Die Stimmung wurde immer ausgelassener.

»Sing doch mal das Lied vom Dornröschen«, rief einer der Besucher. Der Zwischenruf wurde von den anderen Gästen begeistert aufgenommen. Das Stück war überall beliebt mit seiner sehnsuchtsvollen Melodie und Tenya kannte es gut. Ab dem ersten Ton sangen die Anwesenden inbrünstig mit.

Altes Schloss, so tief im Wald, Mauern hoch und stark,

Altes Schloss, in deinen Mauern war sie einst so glücklich,

Altes Schloss, so hoch die Hecke, die Dornen scharf.

Und sie schläft einsam hinter deinen Mauern.

Das Lied handelte von der verbotenen Liebe zweier Königskinder: Die schöne Prinzessin war einem mächtigen Zauberer versprochen, den sie aber verabscheute, denn er war grausam und abstoßend.
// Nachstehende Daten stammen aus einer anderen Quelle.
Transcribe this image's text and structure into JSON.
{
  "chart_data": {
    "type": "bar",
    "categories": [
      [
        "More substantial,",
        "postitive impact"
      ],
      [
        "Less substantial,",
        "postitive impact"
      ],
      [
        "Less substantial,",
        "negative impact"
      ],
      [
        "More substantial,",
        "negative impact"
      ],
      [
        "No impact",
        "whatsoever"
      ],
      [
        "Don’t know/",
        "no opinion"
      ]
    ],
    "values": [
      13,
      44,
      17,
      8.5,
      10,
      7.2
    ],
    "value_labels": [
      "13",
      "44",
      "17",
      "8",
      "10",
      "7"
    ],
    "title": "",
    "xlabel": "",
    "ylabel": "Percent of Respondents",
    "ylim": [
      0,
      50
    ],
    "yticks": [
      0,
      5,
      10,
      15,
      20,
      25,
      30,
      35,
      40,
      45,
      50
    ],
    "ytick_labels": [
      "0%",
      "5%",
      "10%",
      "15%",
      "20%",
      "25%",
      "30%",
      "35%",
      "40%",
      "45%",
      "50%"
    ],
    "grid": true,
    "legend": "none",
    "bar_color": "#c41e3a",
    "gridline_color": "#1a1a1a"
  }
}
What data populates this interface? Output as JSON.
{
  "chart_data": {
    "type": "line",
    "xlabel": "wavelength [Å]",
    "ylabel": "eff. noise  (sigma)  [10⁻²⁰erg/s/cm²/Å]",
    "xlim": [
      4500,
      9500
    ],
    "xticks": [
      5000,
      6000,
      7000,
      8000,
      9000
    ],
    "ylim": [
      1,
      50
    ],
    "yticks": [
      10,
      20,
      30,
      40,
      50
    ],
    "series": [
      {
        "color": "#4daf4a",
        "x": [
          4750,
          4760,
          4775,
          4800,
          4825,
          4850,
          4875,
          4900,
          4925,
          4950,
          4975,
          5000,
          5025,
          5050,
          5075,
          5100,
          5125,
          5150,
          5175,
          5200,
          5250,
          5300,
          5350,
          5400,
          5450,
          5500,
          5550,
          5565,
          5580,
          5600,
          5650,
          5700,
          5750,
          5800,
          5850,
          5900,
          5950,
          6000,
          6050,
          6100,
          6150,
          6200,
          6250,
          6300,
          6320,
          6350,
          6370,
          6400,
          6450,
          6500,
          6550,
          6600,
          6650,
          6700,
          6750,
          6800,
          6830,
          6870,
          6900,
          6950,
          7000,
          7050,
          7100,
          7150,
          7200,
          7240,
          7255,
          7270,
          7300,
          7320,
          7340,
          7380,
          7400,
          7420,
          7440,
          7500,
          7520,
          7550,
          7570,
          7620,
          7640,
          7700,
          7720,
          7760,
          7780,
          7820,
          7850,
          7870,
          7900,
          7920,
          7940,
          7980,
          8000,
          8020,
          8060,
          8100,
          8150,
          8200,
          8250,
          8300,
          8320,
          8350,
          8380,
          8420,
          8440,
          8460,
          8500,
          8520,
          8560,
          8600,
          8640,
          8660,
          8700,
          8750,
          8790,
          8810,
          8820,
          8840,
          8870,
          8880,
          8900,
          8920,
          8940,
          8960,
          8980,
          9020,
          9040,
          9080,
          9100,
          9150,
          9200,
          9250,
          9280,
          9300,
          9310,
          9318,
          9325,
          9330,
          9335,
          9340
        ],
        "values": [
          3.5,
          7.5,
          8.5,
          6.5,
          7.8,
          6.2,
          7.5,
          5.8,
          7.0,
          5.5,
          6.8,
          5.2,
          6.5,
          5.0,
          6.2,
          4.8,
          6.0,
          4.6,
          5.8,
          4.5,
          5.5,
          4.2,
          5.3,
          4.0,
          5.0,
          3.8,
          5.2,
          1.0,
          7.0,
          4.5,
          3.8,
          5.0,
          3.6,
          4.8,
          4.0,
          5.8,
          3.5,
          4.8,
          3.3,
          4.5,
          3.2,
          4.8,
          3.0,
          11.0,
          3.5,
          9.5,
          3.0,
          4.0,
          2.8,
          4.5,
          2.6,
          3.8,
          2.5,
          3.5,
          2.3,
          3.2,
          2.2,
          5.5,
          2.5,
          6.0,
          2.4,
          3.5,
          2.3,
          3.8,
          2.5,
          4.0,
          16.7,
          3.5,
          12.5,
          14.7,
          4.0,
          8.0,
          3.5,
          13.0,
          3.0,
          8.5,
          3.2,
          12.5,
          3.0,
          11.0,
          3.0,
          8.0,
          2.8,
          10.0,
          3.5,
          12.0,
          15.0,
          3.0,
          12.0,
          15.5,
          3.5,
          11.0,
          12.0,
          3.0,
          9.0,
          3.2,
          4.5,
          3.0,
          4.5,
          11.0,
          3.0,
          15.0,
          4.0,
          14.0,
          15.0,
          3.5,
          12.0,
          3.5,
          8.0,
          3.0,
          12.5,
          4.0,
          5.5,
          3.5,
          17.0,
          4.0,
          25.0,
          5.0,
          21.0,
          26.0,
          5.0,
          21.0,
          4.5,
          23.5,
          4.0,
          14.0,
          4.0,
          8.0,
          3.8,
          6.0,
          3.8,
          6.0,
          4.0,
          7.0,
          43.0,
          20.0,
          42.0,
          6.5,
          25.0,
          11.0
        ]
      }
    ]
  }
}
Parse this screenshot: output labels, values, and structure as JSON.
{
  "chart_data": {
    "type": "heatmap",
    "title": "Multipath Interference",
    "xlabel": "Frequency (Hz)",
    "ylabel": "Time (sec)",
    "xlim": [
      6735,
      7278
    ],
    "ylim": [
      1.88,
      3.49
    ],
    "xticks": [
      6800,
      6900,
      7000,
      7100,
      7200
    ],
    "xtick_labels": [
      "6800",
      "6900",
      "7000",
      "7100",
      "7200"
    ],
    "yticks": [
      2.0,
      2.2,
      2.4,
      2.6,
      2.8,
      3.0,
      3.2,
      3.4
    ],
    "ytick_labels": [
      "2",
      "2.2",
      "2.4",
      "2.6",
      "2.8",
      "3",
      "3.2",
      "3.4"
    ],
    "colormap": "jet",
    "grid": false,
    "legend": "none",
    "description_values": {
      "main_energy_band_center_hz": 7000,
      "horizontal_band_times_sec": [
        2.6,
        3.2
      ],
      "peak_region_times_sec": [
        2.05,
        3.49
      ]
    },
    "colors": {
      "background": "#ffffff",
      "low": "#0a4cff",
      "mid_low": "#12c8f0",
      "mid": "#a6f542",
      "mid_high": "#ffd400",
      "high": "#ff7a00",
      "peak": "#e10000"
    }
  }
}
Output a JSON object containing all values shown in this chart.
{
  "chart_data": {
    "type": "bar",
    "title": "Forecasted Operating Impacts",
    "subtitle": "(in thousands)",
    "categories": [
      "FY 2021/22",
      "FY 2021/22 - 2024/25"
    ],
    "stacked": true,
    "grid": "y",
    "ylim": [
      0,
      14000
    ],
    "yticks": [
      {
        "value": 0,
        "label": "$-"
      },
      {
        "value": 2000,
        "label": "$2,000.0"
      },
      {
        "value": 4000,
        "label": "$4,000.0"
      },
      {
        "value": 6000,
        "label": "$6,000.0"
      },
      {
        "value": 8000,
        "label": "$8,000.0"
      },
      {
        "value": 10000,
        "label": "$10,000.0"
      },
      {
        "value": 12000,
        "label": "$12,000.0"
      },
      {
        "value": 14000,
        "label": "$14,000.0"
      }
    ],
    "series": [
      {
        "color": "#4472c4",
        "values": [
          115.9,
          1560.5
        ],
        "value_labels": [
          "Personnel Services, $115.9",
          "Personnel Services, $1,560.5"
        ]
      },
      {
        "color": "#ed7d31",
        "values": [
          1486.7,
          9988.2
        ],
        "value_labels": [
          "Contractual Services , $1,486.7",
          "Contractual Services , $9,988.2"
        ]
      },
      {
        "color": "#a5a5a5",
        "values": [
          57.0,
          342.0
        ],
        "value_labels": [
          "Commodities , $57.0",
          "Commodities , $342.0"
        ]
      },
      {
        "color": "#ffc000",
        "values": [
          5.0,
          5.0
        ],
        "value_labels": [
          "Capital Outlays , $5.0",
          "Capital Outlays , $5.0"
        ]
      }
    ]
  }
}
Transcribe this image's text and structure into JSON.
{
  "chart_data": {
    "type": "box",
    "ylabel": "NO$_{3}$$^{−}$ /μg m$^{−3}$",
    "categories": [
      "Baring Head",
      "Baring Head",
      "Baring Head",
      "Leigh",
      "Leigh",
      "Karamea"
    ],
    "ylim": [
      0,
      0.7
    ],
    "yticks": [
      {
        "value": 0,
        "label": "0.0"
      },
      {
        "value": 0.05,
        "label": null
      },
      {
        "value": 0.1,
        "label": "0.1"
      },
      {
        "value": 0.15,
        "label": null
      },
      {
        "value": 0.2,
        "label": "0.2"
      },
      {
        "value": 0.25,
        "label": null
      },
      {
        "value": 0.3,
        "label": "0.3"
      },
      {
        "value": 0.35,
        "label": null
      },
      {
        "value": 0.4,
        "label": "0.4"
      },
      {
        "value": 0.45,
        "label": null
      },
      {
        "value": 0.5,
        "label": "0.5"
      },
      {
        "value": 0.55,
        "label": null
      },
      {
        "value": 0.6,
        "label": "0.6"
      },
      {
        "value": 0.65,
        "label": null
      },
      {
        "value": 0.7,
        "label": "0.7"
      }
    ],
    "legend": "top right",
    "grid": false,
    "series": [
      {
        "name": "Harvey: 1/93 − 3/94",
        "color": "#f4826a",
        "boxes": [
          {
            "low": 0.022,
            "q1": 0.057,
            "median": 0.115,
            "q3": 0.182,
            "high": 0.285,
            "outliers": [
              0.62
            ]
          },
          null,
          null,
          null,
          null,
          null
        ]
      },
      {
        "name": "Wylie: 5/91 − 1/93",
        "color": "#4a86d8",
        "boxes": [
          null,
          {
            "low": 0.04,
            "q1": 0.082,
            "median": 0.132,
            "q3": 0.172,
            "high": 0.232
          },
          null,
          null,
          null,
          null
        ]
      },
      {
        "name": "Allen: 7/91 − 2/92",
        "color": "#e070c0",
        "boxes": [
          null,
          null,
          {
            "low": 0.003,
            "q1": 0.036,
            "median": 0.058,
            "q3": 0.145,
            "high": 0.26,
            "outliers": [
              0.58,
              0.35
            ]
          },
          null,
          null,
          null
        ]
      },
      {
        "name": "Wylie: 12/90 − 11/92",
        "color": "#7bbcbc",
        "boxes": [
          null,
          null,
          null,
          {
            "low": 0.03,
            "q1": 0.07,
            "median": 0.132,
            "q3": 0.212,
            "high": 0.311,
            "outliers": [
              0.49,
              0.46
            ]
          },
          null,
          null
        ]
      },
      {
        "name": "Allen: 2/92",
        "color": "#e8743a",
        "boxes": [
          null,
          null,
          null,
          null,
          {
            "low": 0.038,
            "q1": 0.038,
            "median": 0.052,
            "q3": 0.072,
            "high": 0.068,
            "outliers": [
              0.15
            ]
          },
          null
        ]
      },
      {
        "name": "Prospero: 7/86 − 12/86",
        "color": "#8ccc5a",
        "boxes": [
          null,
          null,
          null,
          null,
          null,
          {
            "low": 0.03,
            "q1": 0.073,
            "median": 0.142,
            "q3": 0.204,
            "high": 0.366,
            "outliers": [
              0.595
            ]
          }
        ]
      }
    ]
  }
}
Sie liebte den stattlichen und gutherzigen Prinzen des Nachbarreiches. Aus Eifersucht nahm der böse Zauberer seinen Nebenbuhler gefangen und belegte die Prinzessin mit dem Fluch, in tiefen Schlaf zu fallen. So schläft sie bis heute in ihrem Schloss.

Altes Schloss, einhundert Jahre lang hält dein Fluch,

Altes Schloss, so viele starben schon an deinen Mauern.

Altes Schloss, wann endlich kommt und erlöst er sie?

Nur sein Kuss wird den Fluch des Bösen brechen.

»Ich liebe dieses Märchen«, sagte Tenya, nachdem der Spielmann geendet hatte. Von der Geschichte gab es verschiedene Varianten, die beliebteste erzählte davon, dass eine Faeprinzessin einen jungen Zauberer liebte.

»Ja es ist ein schönes Märchen, aber mehr eben auch nicht«, sagte Picabo.

Tenya musste wieder an das Schlafzimmer denken.

Als Picabo am nächsten Morgen den Gastraum betrat, rekelten sich gerade die ersten Schläfer. Glücklicherweise schien Tenya seine Abwesenheit nicht bemerkt zu haben. Er hatte sie nicht allein lassen wollen, aber seinen Freund musste er unbedingt warnen.

Nach dem Frühstück traten sie vor die Schenke, wo mehrere Händler gerade ihre Zugtiere vor die Karren spannten. Zwei davon waren augenscheinlich wohlhabend. Sie hatten überdachte Fuhrwerke mit großen Pferden. Aber die meisten hatten Bauernkarren. Einige waren zu Fuß unterwegs.

»Ich denke, wir sollten uns diesem Zug anschließen«, meinte Tenya.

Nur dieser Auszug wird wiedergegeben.